By the “Angler”
Hello, people.
For obvious reasons, I can’t tell you my name. What I can say is that I am 15 years old, in Form 3 and a part of our flawed educational system.
As a student, I face problems any other student would. Too much homework,overly-strict teachers, and living up to parents’ expectations (ai caramba!*) are all daily problems. And then, there is also racism.
It’s completely standard for me, really. Nearly everyone in my school is a racist, and those that aren’t racists to begin with but are friends with racists end up that way themselves as an attempt to be accepted. If you want proof, just head on over to my school for a day. You will be treated to underage racism at its finest.

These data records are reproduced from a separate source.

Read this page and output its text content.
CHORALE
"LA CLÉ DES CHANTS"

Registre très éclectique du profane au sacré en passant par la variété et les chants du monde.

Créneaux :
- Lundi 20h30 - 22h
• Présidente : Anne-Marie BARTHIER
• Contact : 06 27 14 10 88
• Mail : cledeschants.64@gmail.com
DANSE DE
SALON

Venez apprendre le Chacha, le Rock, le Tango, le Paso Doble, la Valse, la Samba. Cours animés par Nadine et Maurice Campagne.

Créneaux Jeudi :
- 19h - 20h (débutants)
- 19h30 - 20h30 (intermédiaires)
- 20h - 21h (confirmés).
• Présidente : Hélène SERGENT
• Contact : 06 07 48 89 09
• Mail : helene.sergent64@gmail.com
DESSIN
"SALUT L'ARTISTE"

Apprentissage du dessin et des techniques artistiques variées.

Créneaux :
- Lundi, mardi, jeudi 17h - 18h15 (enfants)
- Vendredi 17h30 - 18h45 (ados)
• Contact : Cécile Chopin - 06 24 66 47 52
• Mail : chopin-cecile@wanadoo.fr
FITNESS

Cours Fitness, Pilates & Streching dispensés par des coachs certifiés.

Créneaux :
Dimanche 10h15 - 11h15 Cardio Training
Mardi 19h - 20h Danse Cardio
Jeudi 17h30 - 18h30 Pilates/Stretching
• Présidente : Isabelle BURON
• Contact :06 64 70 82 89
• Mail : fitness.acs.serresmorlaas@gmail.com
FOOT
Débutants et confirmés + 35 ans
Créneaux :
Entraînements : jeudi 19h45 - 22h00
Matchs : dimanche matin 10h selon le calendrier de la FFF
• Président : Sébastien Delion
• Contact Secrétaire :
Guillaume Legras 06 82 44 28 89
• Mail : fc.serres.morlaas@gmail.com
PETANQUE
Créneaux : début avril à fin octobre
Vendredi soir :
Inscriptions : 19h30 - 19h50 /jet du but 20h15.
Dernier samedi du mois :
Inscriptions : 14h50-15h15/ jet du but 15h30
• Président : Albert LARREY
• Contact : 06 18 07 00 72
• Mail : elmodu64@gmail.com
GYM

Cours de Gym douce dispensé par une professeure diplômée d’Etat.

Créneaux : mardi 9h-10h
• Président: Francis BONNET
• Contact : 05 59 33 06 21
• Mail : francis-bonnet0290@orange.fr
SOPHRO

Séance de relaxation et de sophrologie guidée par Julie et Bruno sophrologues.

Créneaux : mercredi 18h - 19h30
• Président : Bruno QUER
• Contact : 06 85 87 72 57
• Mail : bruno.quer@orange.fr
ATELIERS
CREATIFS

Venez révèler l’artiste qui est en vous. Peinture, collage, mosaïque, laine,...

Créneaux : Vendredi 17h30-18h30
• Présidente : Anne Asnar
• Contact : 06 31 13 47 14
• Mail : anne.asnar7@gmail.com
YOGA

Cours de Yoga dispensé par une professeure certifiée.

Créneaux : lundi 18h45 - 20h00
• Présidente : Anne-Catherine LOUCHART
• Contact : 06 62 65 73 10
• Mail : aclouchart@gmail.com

During recess, in the canteen, the students will sit together based on their race. In class, the students will sit next to those only of their own race, and most would rather sit alone than with someone of another race.
Even the teachers are no different. In the lounge, they will mingle and joke around almost always with colleagues of the same race, talking to those of another only on official school business. Imagine, the very people who are supposed to be teaching your children, not merely subjects, but also moral values, practise something so medieval.
And yet, the problem is ignored.
Branded as a “sensitive issue”, racism is something no one is allowed to talk openly about, about what’s really going on, while school officials and higher-ups yap on about how strong inter-racial unity is here under 1 Malaysia. And all the while, the problem swells, like a shadow hanging over us, growing by the day, swallowing more and more people into its ranks.
My own best friend, whom I also cannot name, is a racist of a completely different level. You should hear him going on about how much he hates Malays and Indians, because to him all Indians are dirty and all Malays are lazy. A bit hypocritical, seeing as I’m one. His excuse is that seeing as I’m exactly that, a mix of both, I am therefore neither and so he does not hate me. There is no hope for some.
But for those with hope, for those with a chance, we must spread a message to them. The message that there is no importance in one’s race whatsoever. In fact, to me, there is no such thing as race at all, there are only people.Take for example, a certain fish from Lake Malawi in Africa. It exists in multiple colour forms, in multiple different geological locations, they can all show natural interaction between one another. That’s kind of a weird example, but I think it’s a precise one. That’s what we must be like, existing in multiple-colour variations, spread out over different geological locations, and yet, still showing normal interactions between one another because deep down, past all the petty differences, we are all the same, we are all people.
To quote the back of my favourite t-shirt, “One People, One Nation.”